Meyakinkan diri Naura memilih kembali ke rumah. Tak ingin membuat Mbak Anis khawatir. Biasanya pengasuhnya sejak kecil itu sering heboh jika ia mendadak tidak ada di rumah.
Naura tak sendirian kini di belakang Raihan terus mengekori sesekali mengajaknya bicara. Naura hanya menjawab dengan gumaman, laki-laki yang di kenalnya ini bisa saja memiliki maksud lain.
"Kenapa kamu harus ikutin aku."
"Ini udah malam."
"Aku nggak takut, pertemuan ketiga kita ... kamu liat aku kan di minimarket. Padahal udah jam dini hari jadi jangan seakan kamu anggapnya itu sebagai alasan." Naura berbicara panjang lebar. Kekesalannya tidak lagi bisa dia tahan.
Raihan mengusap wajah. Gadis dengan rambut tergerai di hadapannya memang benar-benar cerdik seakan tahu Raihan mempunyai maksud untuk itu Raihan sekarang memilih jujur.
"Gue pengen ke rumah lo, serius demi apapun gue kaya kenal sama lo, Ra. Tapi sayangnya gue lupa," sahut Raihan.
"Buat apa?! Aku nggak kenal sama kamu. Kita ketemu tepat di taman!" teriak Naura mendogak sepasang matanya balas menatap netra kelam Raihan. Naura tidak sanggup sang papa kembali marah dan memukulnya karena dekat dengan Raihan. "Sekarang kamu pulang."

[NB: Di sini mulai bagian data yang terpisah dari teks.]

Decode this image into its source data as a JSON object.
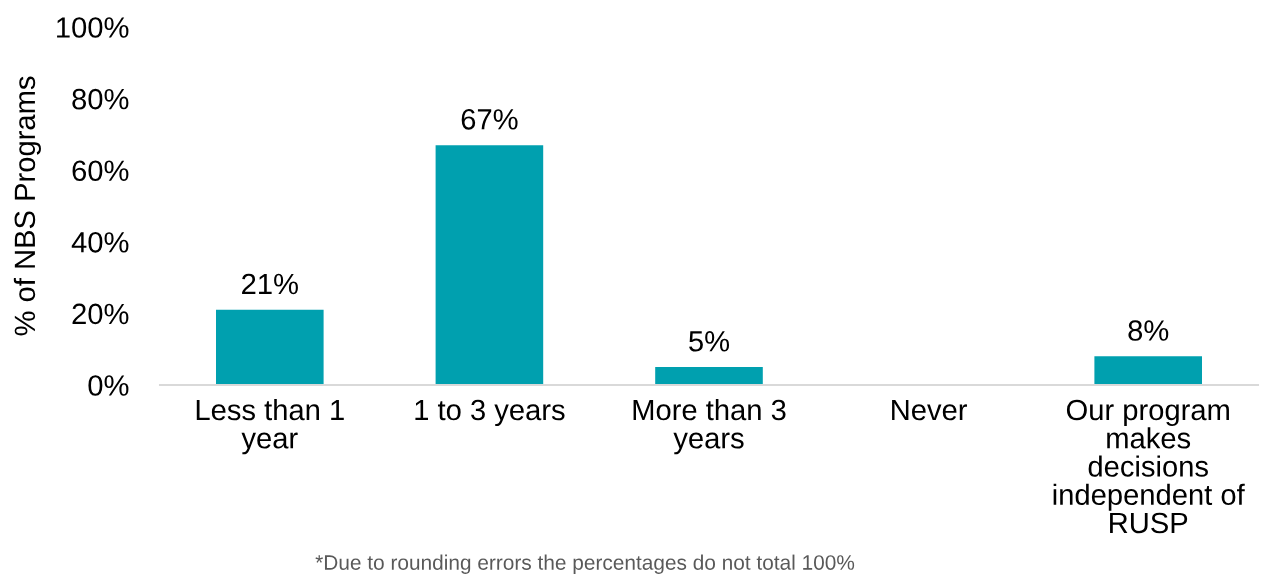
{
  "chart_data": {
    "type": "bar",
    "ylabel": "% of NBS Programs",
    "categories": [
      "Less than 1 year",
      "1 to 3 years",
      "More than 3 years",
      "Never",
      "Our program makes decisions independent of RUSP"
    ],
    "values": [
      21,
      67,
      5,
      0,
      8
    ],
    "color": "#00a0af",
    "value_labels": [
      "21%",
      "67%",
      "5%",
      null,
      "8%"
    ],
    "ylim": [
      0,
      100
    ],
    "yticks": [
      {
        "value": 0,
        "label": "0%"
      },
      {
        "value": 20,
        "label": "20%"
      },
      {
        "value": 40,
        "label": "40%"
      },
      {
        "value": 60,
        "label": "60%"
      },
      {
        "value": 80,
        "label": "80%"
      },
      {
        "value": 100,
        "label": "100%"
      }
    ],
    "annotations": [
      "*Due to rounding errors the percentages do not total 100%"
    ]
  }
}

Setelah mengatakan itu Naura berbalik badan, melangkah cepat menuju gerbang rumahnya, namun langkahnya terhenti. Di sana ada seseorang tengah berjongkok sambil menunduk dan Naura mengenalnya.
Sudut bibir Naura tersenyum pahit sampai kapan Abian akan menyakitinya. Terlambat, Naura tidak bisa kembali berbalik sebab Raihan di belakangnya mendadak merangkul bahunya seakan mengetahui dirinya hendak kabur.
"Gue bakal balas dia."
"Maksud kamu?"
"Liat nanti, sayang." Raihan memiringkan kepala lalu mengedipkan sebelah matanya membuat Naura bergidik ngeri.

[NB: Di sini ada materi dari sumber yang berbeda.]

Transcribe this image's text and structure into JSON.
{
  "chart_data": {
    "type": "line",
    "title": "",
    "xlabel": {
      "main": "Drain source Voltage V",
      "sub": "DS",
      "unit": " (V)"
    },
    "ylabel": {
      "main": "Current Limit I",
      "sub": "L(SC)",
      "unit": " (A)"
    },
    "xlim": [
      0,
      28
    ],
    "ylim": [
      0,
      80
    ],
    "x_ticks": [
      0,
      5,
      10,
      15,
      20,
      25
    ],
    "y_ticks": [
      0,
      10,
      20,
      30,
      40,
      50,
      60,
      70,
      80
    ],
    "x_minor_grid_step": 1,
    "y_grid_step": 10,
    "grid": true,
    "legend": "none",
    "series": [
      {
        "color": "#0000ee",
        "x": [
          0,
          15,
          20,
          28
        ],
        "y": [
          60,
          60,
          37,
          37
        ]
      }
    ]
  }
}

Naura berdiri tepat di depan Abian belum sempat Naura membuka mulut Abian lebih dulu berdiri.
"Aku nunggu kamu, Ara."
Gadis itu menegang mendengar nada suara Abian, tapi dia berusaha bersikap normal.

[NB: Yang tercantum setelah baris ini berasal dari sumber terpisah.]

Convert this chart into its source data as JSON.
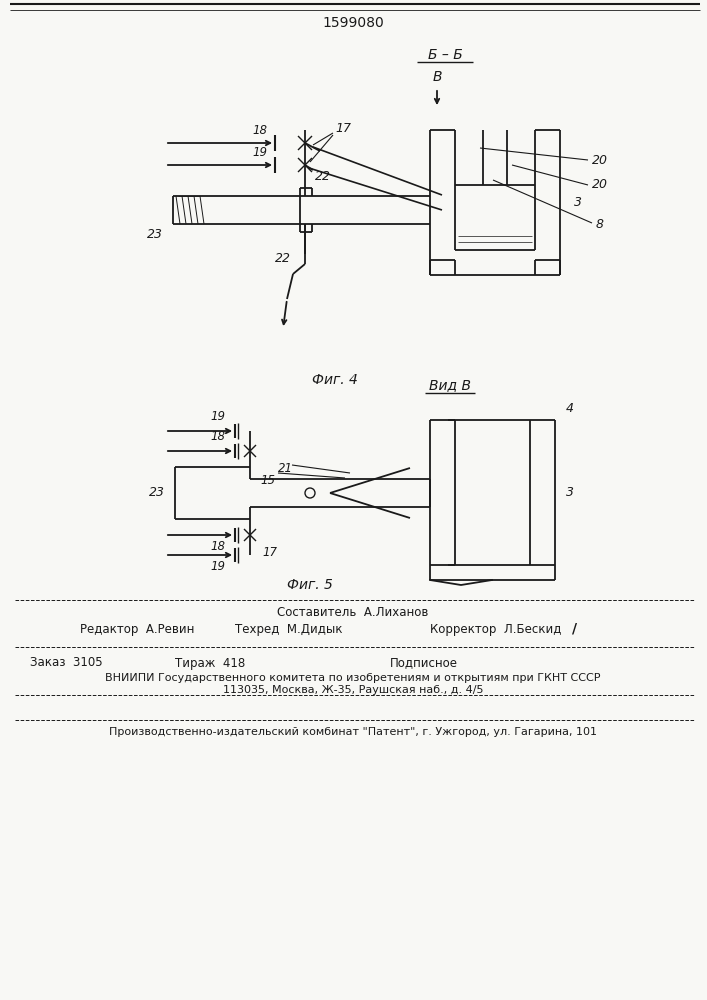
{
  "patent_number": "1599080",
  "bg_color": "#f8f8f5",
  "line_color": "#1a1a1a",
  "fig4_label": "Фиг. 4",
  "fig5_label": "Фиг. 5",
  "section_label": "Б – Б",
  "view_label": "Вид В",
  "footer_sestavitel": "Составитель  А.Лиханов",
  "footer_editor": "Редактор  А.Ревин",
  "footer_tehred": "Техред  М.Дидык",
  "footer_korrektor": "Корректор  Л.Бескид",
  "footer_zakaz": "Заказ  3105",
  "footer_tiraj": "Тираж  418",
  "footer_podpisnoe": "Подписное",
  "footer_vniiipi": "ВНИИПИ Государственного комитета по изобретениям и открытиям при ГКНТ СССР",
  "footer_address": "113035, Москва, Ж-35, Раушская наб., д. 4/5",
  "footer_kombinat": "Производственно-издательский комбинат \"Патент\", г. Ужгород, ул. Гагарина, 101"
}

"Kenapa kamu ke sini? Ah, aku tau pasti kamu nggak puas nyakitin aku, kan. Bian?" jawabnya. Naura membuang pandang. Teriakan Abian yang merendahkan, sebatas dirinya hanya barang itu menyakitkan diingat. Naura ingin sekali membuang jauh ingatan pahit itu.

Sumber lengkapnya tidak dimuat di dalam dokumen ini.